1. Against Totalisation


· This is an abandonment of the universalist claims made by Hegelianism, Marxism and other forms of philosophical history, as well as tending towards the abandonment of all “sociological” concepts.


· From 1968 we can see a widespread belief amongst the educated in any kind of power structure which comes from a bureaucratically organised centre, as well as a suspicion of any kind of political programme formulated by an elite and progressed through a hierarchical chain of command.


· Feminism, micro-politics, the autonomy movements, the counterculture, the politics of sexuality and the politics of utterance grew out of the gaps in the old “radical” way of thinking.


· These all became responses to the “crisis of representation”, where the term representation – both political and ideological – is considered to be problematic. Political representation (as a guarantor of individual and collective freedom through the routines and institutions of democracy) in particular was rejected as a sham.


· What happened instead was that these two senses of the term “representation” were run together through the notions of discourse and language – which are ideas themselves which produce social relations and social and sexual inequalities, through identification, differentiation and subject positioning.

· The idea of a “subject” itself was also interrogated, leading to two new definitions of the term: subject as in rhetoric and grammar, and the “subjected subject” (as in a subject to the crown, or owned by some Higher Power.)

  1. Against Teleology

· This is a scepticism regarding the idea of decidable origins and causes.

· It is first really noticed in the poststructuralist elevation of the signifier and the loss of the signified. This model goes on to generate the real-seeming, where the use value is disregarded and becomes the exchange value (sign-exchange), and where the old ideas are turned upside down so that value is now seen to be generated in the exchange of insubstantials – rather than from a “surplus value”.

· The rhetorical aspects which form teleology are parody, simulation, pastiche and allegory. All of these aspects deny the power of the author as a sole source of meaning and confine the artist instead to an endless reworking of previous and existing material.

· These aspects of parody, simulation, pastiche and allegory tend to celebrate the accumulation of texts and meanings, rather than the isolation and deconstruction of singular texts and utterance.

· None of these favoured aspects offer the artist the ability to be authentic in their work. Nor do they offer the critic a way of uncovering the “real” meaning buried in a text.

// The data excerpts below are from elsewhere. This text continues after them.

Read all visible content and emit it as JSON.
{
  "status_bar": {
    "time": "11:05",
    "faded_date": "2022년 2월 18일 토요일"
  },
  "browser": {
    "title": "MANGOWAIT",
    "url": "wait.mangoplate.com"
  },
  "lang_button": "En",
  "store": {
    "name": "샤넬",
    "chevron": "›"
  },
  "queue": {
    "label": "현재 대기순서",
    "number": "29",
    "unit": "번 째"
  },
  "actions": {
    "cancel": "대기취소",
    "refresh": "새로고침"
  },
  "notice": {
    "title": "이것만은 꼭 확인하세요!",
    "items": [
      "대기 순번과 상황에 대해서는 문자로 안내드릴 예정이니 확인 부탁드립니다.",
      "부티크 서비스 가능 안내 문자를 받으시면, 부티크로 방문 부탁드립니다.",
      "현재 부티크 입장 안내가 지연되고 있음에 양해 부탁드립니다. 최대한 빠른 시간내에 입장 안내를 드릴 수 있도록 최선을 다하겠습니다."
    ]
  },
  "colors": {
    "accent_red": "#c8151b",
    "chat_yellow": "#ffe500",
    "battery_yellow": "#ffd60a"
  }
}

· This idea of depthlessness in postmodernism can be understood in this context as another step away from the old explanatory models and certainties.

· If the “depth model” disappears, then so too does the idea of the intellectual as a seer, as a person able to find the meaning within the texts. Once this idea is abolished, there would be no more hidden truths or reading between the lines of a text.

· Instead what is left is a fascination of mirrors, icons and surfaces.

· This whole model achieves the evacuation of the power of discourse, and end of ideology and the cutting off of Marxist critical practices.

  1. Against Utopia

· This idea runs parallel to anti-teleology.

· It refers to scepticism of any collective destination or global framework of prediction about the world.

· It is directed against all the programmes and solutions which focus on social engineering and rely upon strict discipline to achieve this.

· These programmes and solutions are said to cause a barbaric excess in society, which would then suggest that all of our so called “utopias” come with severe problems.

· Theorist Lyotard examined the philosophical underpinning of this Enlightenment phase, which works towards universalisation and social engineering – both of which find support in progress, social planning and historical necessity.

· Much of Lyotards work focuses on a discussion by theorist Kant, between the two orders of aesthetic experience: the beautiful and the sublime.

· Kant’s idea of the beautiful consists of all those views, objects and sounds from which we derive aesthetic pleasure, and can be framed and contained. The sublime, however, consist of all those phenomena which exceed logical containment, and can create both pleasure and terror within the viewer (in the way that a natural disaster does).

· Lyotard argues that the various forms of modernist literature which attempt to “present the unpresentable” are only focused on the sublime and not the beautiful.

· These forms of utopian art take the viewer to a sublime point in which consciousness and being bang up against their own limitations, leaving the spectator’s subjectivities to be predicted for as long as it lasts in the unliveable tense (or the postmodern tense).

· For Lyotard, the notion of the sublime is a metaphor for the absolute nature of those limitations placed upon what can be said, seen, shown, presented or demonstrated – and implies that each encounter with the sublime in art provides us with an experience that complexity and difficulty are always just beyond our grasp.